The front-running candidates for Somerville’s preliminary election for councilor of Ward 5 are Tessa Bridge and Beatriz C. Gomez Mouakad, while in Ward 7 Judith Pineda Neufeld and Becca Miller are contesting the seat. Medford’s six leading candidates for school committee are Mea Quinn Mustone, Jenny R Graham, Paul Russell Ruseau, Melanie P. McLaughlin, Sharon D. Hays and Andrew C. Milne. 

As voter registration deadlines approach and the final election grows closer, many students on the Tufts Medford/Somerville campus remain unaware of political events in our surrounding community. With over 11,800 students enrolled at Tufts and 5,825 undergraduate students as of 2019, our undergraduate population alone makes up around 4% of the combined Medford/Somerville populations. Because of the size of Tufts’ student population, our presence here has a profound impact on the communities around us. Additionally, the policies and decisions made by local leaders may affect the way in which we conduct our lives on campus. 

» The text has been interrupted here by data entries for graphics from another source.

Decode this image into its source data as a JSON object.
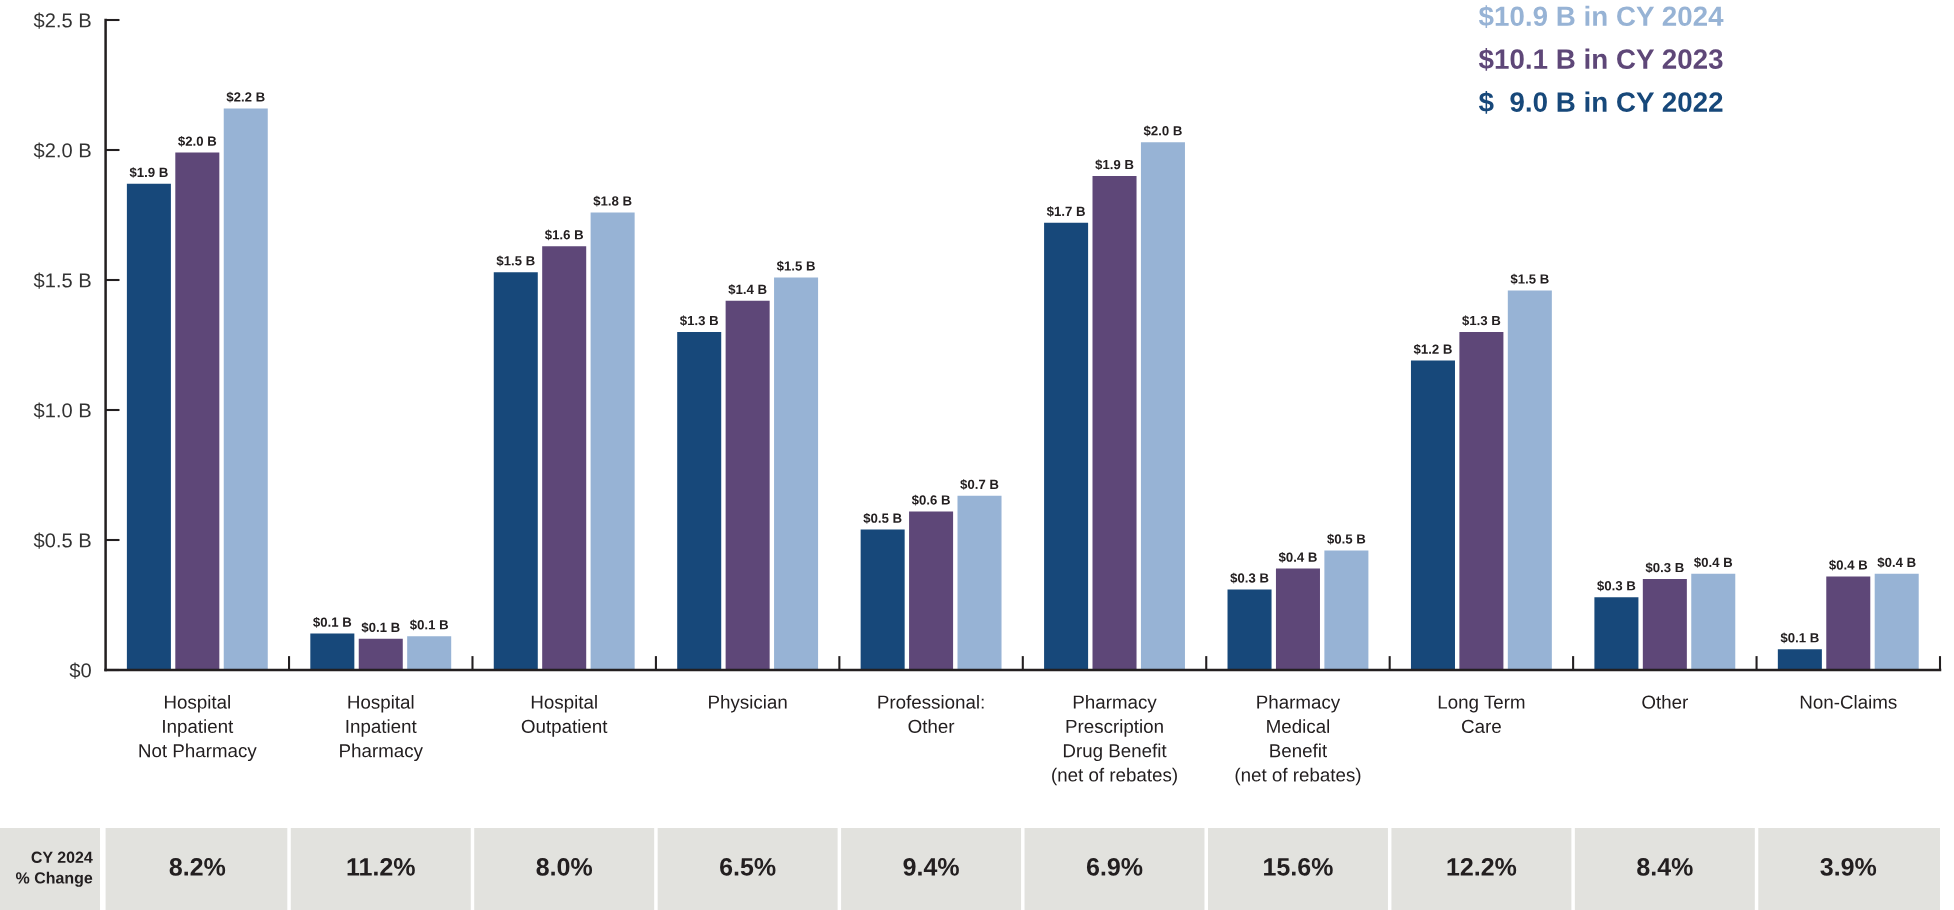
{
  "chart_data": [
    {
      "type": "bar",
      "categories": [
        "Hospital\nInpatient\nNot Pharmacy",
        "Hospital\nInpatient\nPharmacy",
        "Hospital\nOutpatient",
        "Physician",
        "Professional:\nOther",
        "Pharmacy\nPrescription\nDrug Benefit\n(net of rebates)",
        "Pharmacy\nMedical\nBenefit\n(net of rebates)",
        "Long Term\nCare",
        "Other",
        "Non-Claims"
      ],
      "series": [
        {
          "name": "$  9.0 B in CY 2022",
          "color": "#17487a",
          "values": [
            1.87,
            0.14,
            1.53,
            1.3,
            0.54,
            1.72,
            0.31,
            1.19,
            0.28,
            0.08
          ],
          "value_labels": [
            "$1.9 B",
            "$0.1 B",
            "$1.5 B",
            "$1.3 B",
            "$0.5 B",
            "$1.7 B",
            "$0.3 B",
            "$1.2 B",
            "$0.3 B",
            "$0.1 B"
          ]
        },
        {
          "name": "$10.1 B in CY 2023",
          "color": "#5e4778",
          "values": [
            1.99,
            0.12,
            1.63,
            1.42,
            0.61,
            1.9,
            0.39,
            1.3,
            0.35,
            0.36
          ],
          "value_labels": [
            "$2.0 B",
            "$0.1 B",
            "$1.6 B",
            "$1.4 B",
            "$0.6 B",
            "$1.9 B",
            "$0.4 B",
            "$1.3 B",
            "$0.3 B",
            "$0.4 B"
          ]
        },
        {
          "name": "$10.9 B in CY 2024",
          "color": "#97b3d5",
          "values": [
            2.16,
            0.13,
            1.76,
            1.51,
            0.67,
            2.03,
            0.46,
            1.46,
            0.37,
            0.37
          ],
          "value_labels": [
            "$2.2 B",
            "$0.1 B",
            "$1.8 B",
            "$1.5 B",
            "$0.7 B",
            "$2.0 B",
            "$0.5 B",
            "$1.5 B",
            "$0.4 B",
            "$0.4 B"
          ]
        }
      ],
      "ylim": [
        0,
        2.5
      ],
      "yticks": [
        {
          "value": 0,
          "label": "$0"
        },
        {
          "value": 0.5,
          "label": "$0.5 B"
        },
        {
          "value": 1.0,
          "label": "$1.0 B"
        },
        {
          "value": 1.5,
          "label": "$1.5 B"
        },
        {
          "value": 2.0,
          "label": "$2.0 B"
        },
        {
          "value": 2.5,
          "label": "$2.5 B"
        }
      ],
      "legend": "top right"
    },
    {
      "type": "other",
      "ylabel": "CY 2024\n% Change",
      "annotations": [
        "8.2%",
        "11.2%",
        "8.0%",
        "6.5%",
        "9.4%",
        "6.9%",
        "15.6%",
        "12.2%",
        "8.4%",
        "3.9%"
      ]
    }
  ]
}
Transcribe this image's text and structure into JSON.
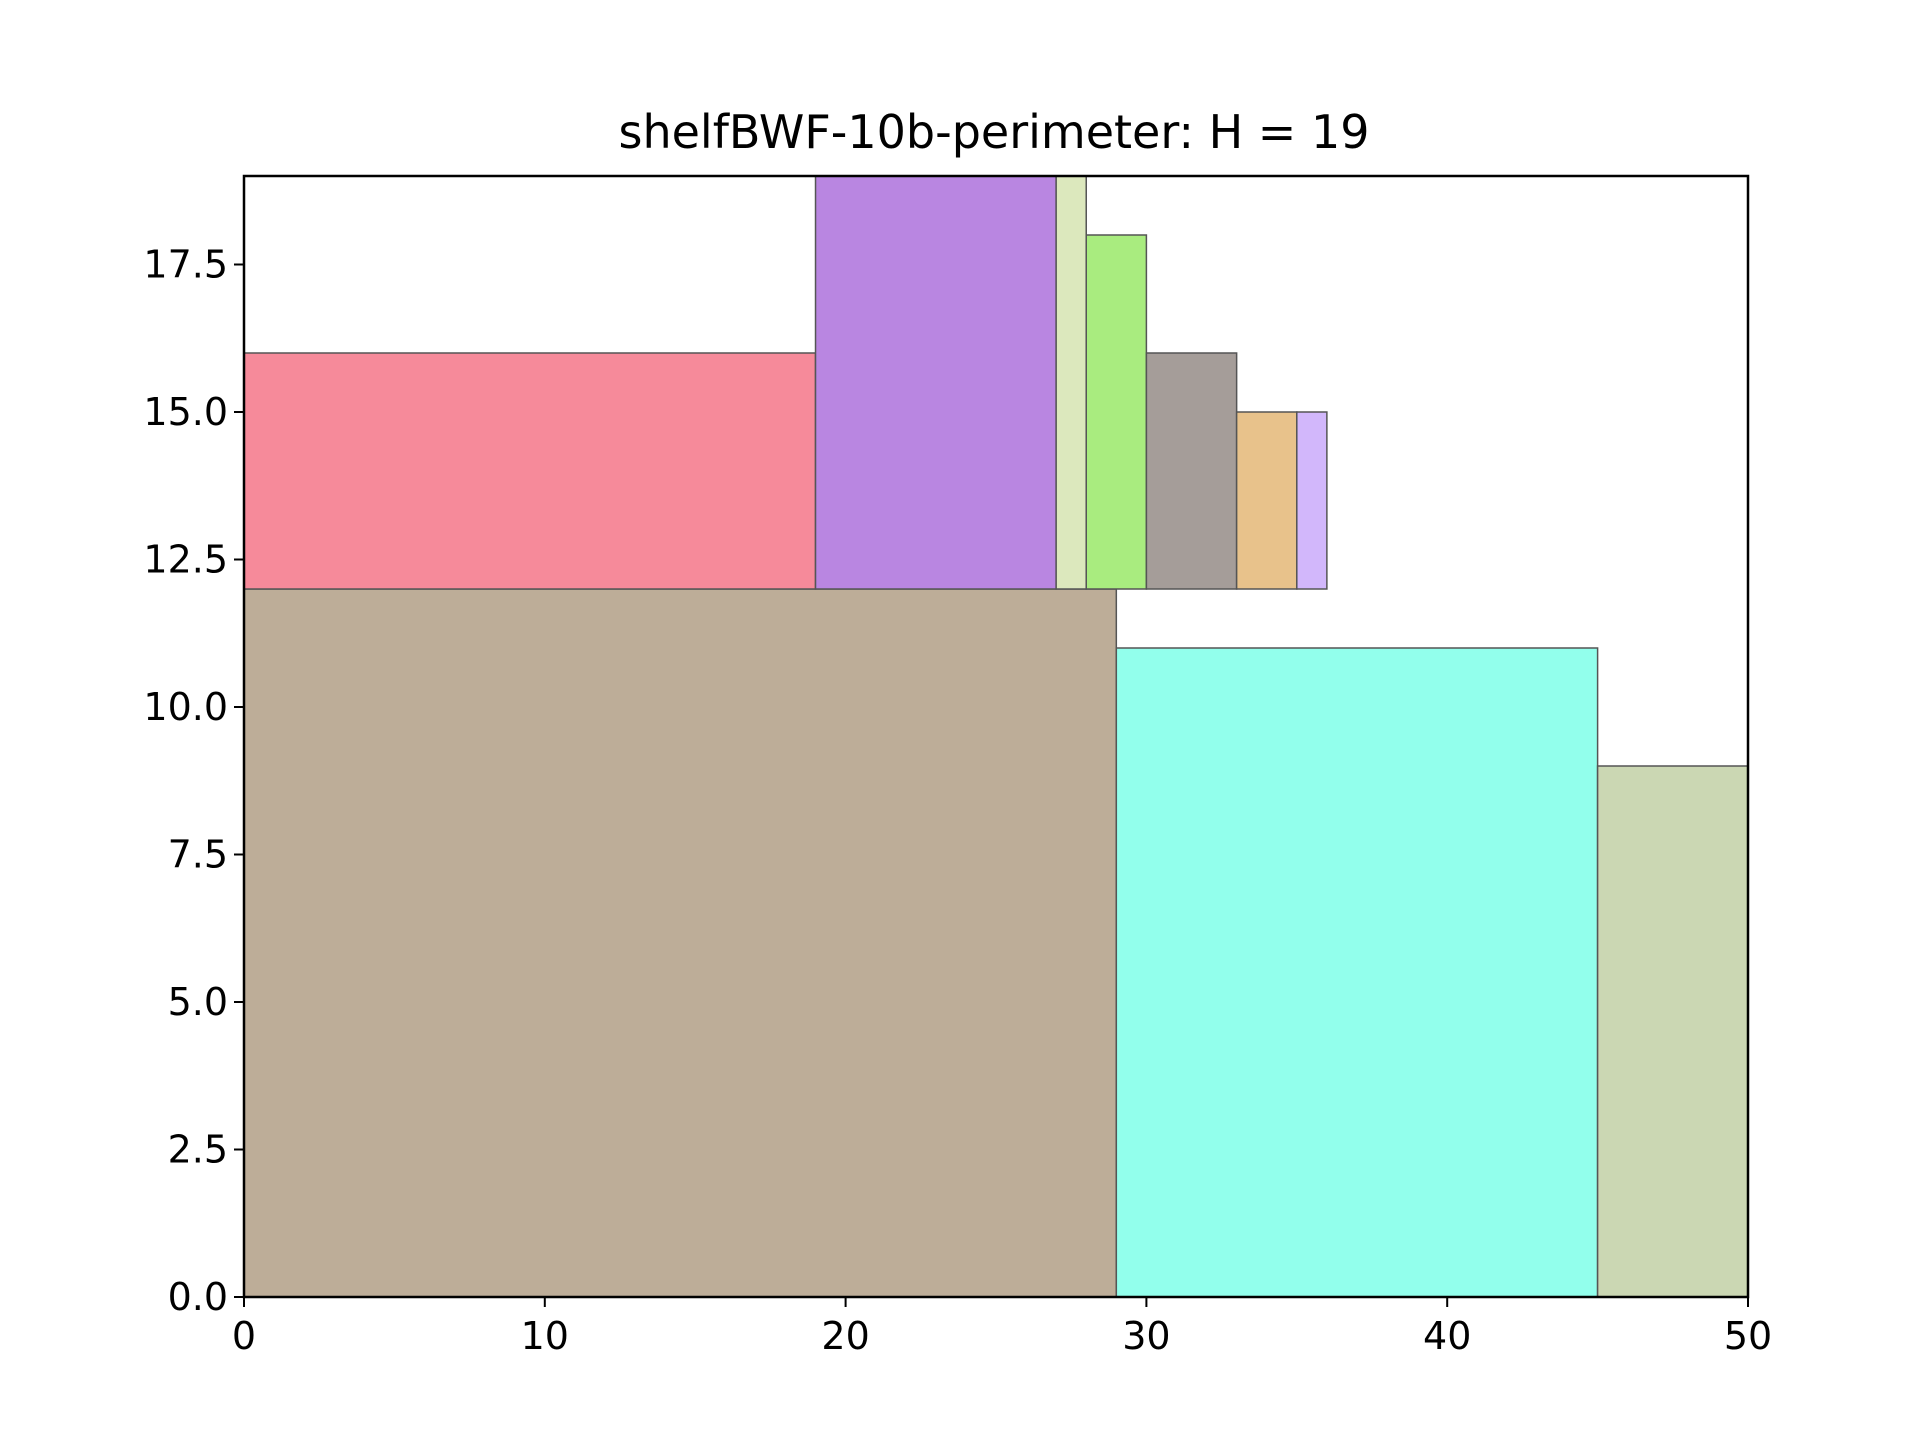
{
  "chart_data": {
    "type": "rectangle-packing",
    "title": "shelfBWF-10b-perimeter: H = 19",
    "xlabel": "",
    "ylabel": "",
    "xlim": [
      0,
      50
    ],
    "ylim": [
      0,
      19
    ],
    "x_ticks": [
      0,
      10,
      20,
      30,
      40,
      50
    ],
    "x_tick_labels": [
      "0",
      "10",
      "20",
      "30",
      "40",
      "50"
    ],
    "y_ticks": [
      0,
      2.5,
      5,
      7.5,
      10,
      12.5,
      15,
      17.5
    ],
    "y_tick_labels": [
      "0.0",
      "2.5",
      "5.0",
      "7.5",
      "10.0",
      "12.5",
      "15.0",
      "17.5"
    ],
    "grid": false,
    "rectangles": [
      {
        "x": 0,
        "y": 0,
        "w": 29,
        "h": 12,
        "color": "#bdad98"
      },
      {
        "x": 29,
        "y": 0,
        "w": 16,
        "h": 11,
        "color": "#92ffec"
      },
      {
        "x": 45,
        "y": 0,
        "w": 5,
        "h": 9,
        "color": "#cbd7b3"
      },
      {
        "x": 0,
        "y": 12,
        "w": 19,
        "h": 4,
        "color": "#f68a9a"
      },
      {
        "x": 19,
        "y": 12,
        "w": 8,
        "h": 7,
        "color": "#b986e1"
      },
      {
        "x": 27,
        "y": 12,
        "w": 1,
        "h": 7,
        "color": "#dce8bd"
      },
      {
        "x": 28,
        "y": 12,
        "w": 2,
        "h": 6,
        "color": "#a9ec7f"
      },
      {
        "x": 30,
        "y": 12,
        "w": 3,
        "h": 4,
        "color": "#a59d99"
      },
      {
        "x": 33,
        "y": 12,
        "w": 2,
        "h": 3,
        "color": "#e8c28b"
      },
      {
        "x": 35,
        "y": 12,
        "w": 1,
        "h": 3,
        "color": "#d2b7fb"
      }
    ]
  }
}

Because of the reciprocal influence between Tufts students and the residents of the Medford/Somerville area, Tufts students have a responsibility to remain engaged with local political discourse — regardless of our local voter registration status. Whether it relates to policing in surrounding neighborhoods, inclusionary housing efforts like extending eviction moratoriums or programs designed to address and take action against climate change, we have the ability to lend our voice to important initiatives. 

In order to be considerate, engaged and conscious members of this community we need to maintain awareness for candidates in upcoming elections, legislation and policy decisions that affect us and our host communities.